1998). In ruling that Acebedo can have duly licensed optometrists in its employ, the Court held:
Petitioners' contentions are, however, untenable. The fact that private respondent
hires optometrists who practice their profession in the course of their employment in
private respondent's optical shops,does not translate into a practice of optometry by
private respondent itself. Private respondent is a corporation created and organized
for the purpose of conducting the business of selling optical lenses or eyeglasses,
among others. The clientele of private respondent understandably, would largely be
composed of persons with defective vision and thus need the proper lenses to
correct the same and enable them to gain normal vision. The determination of the
proper lenses to sell to private respondent's clientele entails the employment of
optometrists who have been precisely trained for that purpose. Private respondent's

business is not, the determination itself of the proper lenses needed by persons with
defective vision. Private respondent's business, rather, is the buying and importing of
eyeglasses and lenses, and other similar or allied instruments from suppliers thereof
and selling the same to consumers. 5
In much the same vein, there would be no legal impediment for a lawyer, a physician, an
accountant or any other person duly licensed to engage in the practice of a regulated
profession to be hired or employed by a corporation but, by such employment, the
corporation may not itself then carry on and exercise the regulated activity.
Petitioner argues that respondent City Mayor has acted beyond his authority in imposing the
conditions expressed in Acebedo's permit. The contention is bereft of merit.
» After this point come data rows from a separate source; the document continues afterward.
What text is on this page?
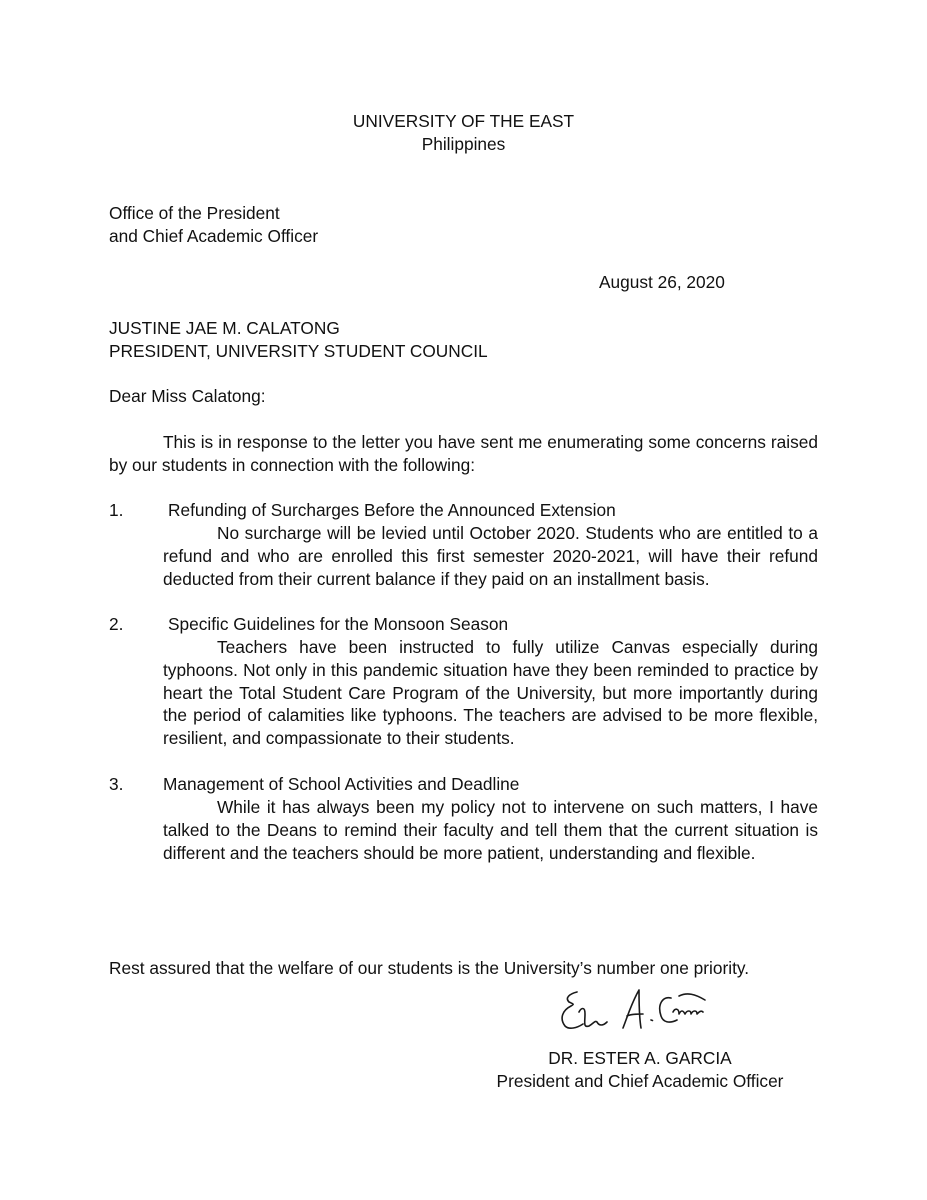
UNIVERSITY OF THE EAST
Philippines
Office of the President
and Chief Academic Officer
August 26, 2020
JUSTINE JAE M. CALATONG
PRESIDENT, UNIVERSITY STUDENT COUNCIL
Dear Miss Calatong:
This is in response to the letter you have sent me enumerating some concerns raised by our students in connection with the following:
1.	Refunding of Surcharges Before the Announced Extension
No surcharge will be levied until October 2020. Students who are entitled to a refund and who are enrolled this first semester 2020-2021, will have their refund deducted from their current balance if they paid on an installment basis.
2.	Specific Guidelines for the Monsoon Season
Teachers have been instructed to fully utilize Canvas especially during typhoons. Not only in this pandemic situation have they been reminded to practice by heart the Total Student Care Program of the University, but more importantly during the period of calamities like typhoons. The teachers are advised to be more flexible, resilient, and compassionate to their students.
3. Management of School Activities and Deadline
While it has always been my policy not to intervene on such matters, I have talked to the Deans to remind their faculty and tell them that the current situation is different and the teachers should be more patient, understanding and flexible.
Rest assured that the welfare of our students is the University’s number one priority.
DR. ESTER A. GARCIA
President and Chief Academic Officer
The city Mayor has
merely restated what the Optometry Law mandates. Under Section 171, paragraph 2(n), of the then
Local Government Code, 6 the City Mayor, being the Chief Executive of the Local Government, has
had the authority to "grant or refuse to grant, pursuant to law, city licenses or permits, and revoke the
same for violation of law or ordinance or the conditions upon which they are granted." Its equivalent
provision in the Local Government Code of 1991 is now found in Section 445, paragraph 3(iv), which
empowers city mayors to "issue licenses and permits and suspend or revoke the same for any
violation of the conditions upon which said licenses or permits (are) issued, pursuant to law or
ordinance." Municipal corporations are agencies of the State for the promotion and maintenance of
local self-governance and are endowed with police power in order to effectively accomplish the
declared objects of their creation. 7 An attribute of sovereignty, police power has been defined to be
the power to prescribed regulations to promote the health, morals, education, good order or safety,
and general welfare of the people. 8
A license or permits is not a contract between the sovereign and the grantee, rather, it is a special
privilege, a permission or authority to do what would be within its terms; it is neither vested nor
permanent that can at no time be withdrawn or taken back by the grantor. The Solicitor General has
posited correctly is disagreeing with the appellate court which has mistaken the conditions imposed
by respondent City Mayor as being binding on both the city government and petitioner upon the
thesis that the permit issued by him partakes the nature of a private agreement or contract. For a
permit be impressed with a contractual character, it must be clearly demonstrated that the very
administrative agency, which is the source of the permit, can place that burden on itself as such. 9
Accordingly, I vote to deny the petition.